It’s kind of been assumed that the NBA was a place where steroids and other performance enhancing drugs were not an issue. We picture bodybuilders and football players and the Barry Bonds of the world — guys who bulked up — as PED users. Not long, thin basketball players.
But to suggest that drugs that would help a player workout harder and recover faster wouldn’t help a basketball player is preposterous. To think that in a league where guys don’t blink about flying to Germany for special blood treatment on their knees wouldn’t consider PEDs is naïve.

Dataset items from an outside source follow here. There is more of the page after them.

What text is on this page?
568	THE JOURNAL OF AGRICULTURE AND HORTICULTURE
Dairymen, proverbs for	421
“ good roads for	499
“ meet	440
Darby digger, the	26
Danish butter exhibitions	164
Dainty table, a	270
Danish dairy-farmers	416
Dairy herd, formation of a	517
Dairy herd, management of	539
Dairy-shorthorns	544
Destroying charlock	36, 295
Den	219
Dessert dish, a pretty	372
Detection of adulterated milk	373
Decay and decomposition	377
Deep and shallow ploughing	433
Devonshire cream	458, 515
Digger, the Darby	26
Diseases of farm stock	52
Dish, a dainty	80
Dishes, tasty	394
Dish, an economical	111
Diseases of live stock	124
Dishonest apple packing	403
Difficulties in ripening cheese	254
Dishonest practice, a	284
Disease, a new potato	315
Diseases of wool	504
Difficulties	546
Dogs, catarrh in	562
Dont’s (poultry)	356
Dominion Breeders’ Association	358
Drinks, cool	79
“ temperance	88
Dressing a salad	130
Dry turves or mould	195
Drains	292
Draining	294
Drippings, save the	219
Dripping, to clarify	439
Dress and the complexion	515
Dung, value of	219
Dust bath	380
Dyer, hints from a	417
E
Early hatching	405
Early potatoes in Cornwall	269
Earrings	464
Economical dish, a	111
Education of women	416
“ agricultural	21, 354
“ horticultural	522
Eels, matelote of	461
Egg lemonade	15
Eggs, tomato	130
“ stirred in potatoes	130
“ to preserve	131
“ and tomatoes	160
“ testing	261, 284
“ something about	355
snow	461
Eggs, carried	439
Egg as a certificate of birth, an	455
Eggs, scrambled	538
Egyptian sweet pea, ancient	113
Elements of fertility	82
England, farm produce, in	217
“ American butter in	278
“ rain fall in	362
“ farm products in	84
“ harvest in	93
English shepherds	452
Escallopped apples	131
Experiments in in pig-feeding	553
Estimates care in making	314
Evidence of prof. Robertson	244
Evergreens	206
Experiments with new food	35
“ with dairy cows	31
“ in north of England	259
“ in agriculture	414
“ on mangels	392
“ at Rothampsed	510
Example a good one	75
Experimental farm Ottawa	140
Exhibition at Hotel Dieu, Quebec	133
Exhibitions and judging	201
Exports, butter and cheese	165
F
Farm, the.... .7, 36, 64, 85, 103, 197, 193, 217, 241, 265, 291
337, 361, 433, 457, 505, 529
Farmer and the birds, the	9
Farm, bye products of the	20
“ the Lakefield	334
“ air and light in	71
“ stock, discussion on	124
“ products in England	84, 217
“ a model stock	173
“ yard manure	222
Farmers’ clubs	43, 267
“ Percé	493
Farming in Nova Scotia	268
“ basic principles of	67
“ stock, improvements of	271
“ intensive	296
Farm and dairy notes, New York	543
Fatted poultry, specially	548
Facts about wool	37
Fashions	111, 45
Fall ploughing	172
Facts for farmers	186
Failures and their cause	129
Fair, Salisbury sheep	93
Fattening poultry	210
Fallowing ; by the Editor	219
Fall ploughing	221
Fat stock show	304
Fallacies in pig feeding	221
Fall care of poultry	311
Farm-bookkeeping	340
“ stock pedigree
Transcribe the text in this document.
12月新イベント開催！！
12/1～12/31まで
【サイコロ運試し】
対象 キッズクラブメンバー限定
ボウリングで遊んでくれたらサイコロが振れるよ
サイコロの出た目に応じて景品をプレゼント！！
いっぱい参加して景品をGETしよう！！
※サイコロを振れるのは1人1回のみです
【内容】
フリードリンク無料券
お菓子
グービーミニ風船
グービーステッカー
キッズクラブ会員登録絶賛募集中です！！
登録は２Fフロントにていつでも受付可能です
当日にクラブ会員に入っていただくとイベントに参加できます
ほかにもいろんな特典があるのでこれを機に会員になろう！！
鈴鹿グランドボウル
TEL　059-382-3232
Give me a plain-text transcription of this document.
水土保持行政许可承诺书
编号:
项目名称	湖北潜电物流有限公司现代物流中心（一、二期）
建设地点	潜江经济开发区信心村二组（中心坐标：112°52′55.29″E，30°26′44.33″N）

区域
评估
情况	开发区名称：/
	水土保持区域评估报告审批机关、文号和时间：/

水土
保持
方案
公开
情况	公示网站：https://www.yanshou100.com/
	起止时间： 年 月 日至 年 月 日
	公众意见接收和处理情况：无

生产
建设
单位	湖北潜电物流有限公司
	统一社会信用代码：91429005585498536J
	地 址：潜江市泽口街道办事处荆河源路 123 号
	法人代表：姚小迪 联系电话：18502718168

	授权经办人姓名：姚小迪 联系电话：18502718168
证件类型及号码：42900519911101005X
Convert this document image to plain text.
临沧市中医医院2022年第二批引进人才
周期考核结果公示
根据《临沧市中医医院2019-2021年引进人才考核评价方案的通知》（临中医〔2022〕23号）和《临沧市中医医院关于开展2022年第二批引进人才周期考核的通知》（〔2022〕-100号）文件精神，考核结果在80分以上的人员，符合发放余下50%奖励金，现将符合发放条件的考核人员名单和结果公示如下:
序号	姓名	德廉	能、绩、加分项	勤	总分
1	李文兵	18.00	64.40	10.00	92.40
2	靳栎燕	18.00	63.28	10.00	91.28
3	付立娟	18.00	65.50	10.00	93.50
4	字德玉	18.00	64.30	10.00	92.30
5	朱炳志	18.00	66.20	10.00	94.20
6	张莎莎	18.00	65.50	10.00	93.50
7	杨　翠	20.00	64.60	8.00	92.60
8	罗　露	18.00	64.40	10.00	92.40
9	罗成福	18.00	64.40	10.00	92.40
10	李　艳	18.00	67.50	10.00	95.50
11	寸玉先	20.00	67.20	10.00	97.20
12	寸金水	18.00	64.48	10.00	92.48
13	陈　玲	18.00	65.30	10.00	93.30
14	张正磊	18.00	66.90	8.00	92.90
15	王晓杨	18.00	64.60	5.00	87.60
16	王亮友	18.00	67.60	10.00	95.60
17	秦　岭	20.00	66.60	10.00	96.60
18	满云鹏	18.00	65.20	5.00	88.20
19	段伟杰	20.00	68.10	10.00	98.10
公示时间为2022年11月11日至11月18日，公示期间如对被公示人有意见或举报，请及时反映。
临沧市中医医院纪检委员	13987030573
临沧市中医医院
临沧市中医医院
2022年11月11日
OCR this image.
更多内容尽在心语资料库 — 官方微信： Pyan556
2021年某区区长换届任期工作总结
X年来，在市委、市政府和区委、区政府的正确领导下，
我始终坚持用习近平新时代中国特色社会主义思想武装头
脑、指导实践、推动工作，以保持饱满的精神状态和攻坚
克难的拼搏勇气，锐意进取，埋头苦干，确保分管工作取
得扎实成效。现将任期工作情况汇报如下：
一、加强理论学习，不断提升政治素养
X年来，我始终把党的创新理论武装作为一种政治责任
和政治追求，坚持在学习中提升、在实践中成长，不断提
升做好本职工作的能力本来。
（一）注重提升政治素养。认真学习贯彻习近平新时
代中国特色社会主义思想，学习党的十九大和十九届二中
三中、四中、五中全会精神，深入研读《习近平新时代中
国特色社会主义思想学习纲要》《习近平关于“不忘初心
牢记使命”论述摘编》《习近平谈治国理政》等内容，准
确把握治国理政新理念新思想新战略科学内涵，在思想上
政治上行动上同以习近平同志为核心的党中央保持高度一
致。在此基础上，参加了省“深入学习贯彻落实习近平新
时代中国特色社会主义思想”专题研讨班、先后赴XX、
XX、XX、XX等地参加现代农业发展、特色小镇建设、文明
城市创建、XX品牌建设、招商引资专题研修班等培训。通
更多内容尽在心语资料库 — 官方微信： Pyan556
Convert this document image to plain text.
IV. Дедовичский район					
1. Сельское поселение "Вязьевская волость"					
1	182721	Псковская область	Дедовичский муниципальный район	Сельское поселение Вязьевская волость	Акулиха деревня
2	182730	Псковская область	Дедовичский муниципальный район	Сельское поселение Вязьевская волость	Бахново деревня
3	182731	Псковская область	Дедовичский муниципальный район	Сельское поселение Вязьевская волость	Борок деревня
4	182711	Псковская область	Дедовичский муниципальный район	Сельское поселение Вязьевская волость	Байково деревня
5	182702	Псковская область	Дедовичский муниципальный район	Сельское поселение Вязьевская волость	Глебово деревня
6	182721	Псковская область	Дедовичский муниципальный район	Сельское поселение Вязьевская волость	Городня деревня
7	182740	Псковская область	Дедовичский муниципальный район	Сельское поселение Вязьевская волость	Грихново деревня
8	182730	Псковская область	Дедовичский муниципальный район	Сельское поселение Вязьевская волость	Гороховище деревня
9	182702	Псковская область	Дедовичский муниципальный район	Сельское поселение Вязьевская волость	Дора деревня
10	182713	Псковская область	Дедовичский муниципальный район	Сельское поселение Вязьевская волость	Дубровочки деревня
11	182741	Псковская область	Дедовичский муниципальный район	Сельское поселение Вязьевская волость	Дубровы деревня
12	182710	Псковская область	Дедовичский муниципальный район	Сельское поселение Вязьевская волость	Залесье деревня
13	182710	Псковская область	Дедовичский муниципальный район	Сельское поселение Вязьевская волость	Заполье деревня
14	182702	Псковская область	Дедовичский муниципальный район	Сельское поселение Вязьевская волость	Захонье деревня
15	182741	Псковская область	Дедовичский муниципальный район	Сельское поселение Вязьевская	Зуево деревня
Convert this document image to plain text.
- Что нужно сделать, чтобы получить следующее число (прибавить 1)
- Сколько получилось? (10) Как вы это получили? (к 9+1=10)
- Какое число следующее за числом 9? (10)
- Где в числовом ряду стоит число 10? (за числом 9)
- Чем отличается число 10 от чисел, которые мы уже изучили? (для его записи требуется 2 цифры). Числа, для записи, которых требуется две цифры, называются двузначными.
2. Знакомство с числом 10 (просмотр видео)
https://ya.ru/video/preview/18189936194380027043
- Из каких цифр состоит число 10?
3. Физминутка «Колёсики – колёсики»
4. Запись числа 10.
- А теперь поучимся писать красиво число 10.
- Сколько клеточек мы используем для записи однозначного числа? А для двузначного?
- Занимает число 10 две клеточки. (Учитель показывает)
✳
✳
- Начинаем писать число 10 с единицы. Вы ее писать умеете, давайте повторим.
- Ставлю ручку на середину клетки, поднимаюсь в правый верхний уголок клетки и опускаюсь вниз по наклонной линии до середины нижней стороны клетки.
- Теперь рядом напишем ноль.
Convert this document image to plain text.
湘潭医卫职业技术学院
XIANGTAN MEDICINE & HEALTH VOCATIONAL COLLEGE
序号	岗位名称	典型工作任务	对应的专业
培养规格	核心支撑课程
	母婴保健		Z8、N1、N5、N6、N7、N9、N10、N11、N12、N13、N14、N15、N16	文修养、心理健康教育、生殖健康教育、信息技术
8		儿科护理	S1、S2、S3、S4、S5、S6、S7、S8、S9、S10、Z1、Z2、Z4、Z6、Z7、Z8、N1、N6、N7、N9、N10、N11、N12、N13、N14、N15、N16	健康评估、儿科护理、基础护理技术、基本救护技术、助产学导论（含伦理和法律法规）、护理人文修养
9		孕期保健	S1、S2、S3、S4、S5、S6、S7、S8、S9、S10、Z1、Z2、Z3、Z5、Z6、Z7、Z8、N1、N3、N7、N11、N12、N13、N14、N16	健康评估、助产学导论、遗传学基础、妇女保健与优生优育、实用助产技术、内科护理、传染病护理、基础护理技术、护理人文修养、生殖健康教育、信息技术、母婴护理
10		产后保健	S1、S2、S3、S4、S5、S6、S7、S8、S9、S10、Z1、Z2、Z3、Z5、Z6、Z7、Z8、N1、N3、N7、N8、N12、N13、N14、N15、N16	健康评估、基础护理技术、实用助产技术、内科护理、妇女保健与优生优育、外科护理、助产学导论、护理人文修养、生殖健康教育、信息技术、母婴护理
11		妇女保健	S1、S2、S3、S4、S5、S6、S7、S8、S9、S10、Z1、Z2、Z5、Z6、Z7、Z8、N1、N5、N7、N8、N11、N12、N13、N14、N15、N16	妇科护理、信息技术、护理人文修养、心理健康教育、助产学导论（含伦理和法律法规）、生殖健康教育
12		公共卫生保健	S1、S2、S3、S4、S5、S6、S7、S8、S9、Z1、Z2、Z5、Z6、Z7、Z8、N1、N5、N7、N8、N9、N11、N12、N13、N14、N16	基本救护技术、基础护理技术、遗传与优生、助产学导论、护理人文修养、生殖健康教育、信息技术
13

That has been the thrust of a series of stories Henry Abbott has done at ESPN and TrueHoop. And if you think it can’t be done because the NBA tests guys, the director general of the World Anti-Doping Agency would like to have a word with you. He did with Abbott for ESPN.
“They’ve got gaps in their program, between what they do and what we suggest would be better,” David Howman said…
“They do not feel they have such an issue as the other major leagues and therefore haven’t addressed it in quite the same way,” Howman said. “I just think you’ve got to be very careful when you start saying performance-enhancing drugs are not beneficial in any sport, because you’re going to be proven wrong. And you’ll be proven wrong when you’re not expecting it.”
The NBA did not comment.
Changes to drug testing in the NBA — specifically for human growth hormone — was one of the issues sort of put to the side at the end of the lockout and the CBA negotiations (along with changing the draft age and more). It is something the league and players union would have to negotiate.
So far, finding PEDs in the NBA has not really been a serious issue. But when the motivation is the money, fame and lifestyle the NBA brings, do you really think a lot of people wouldn’t use them to make it?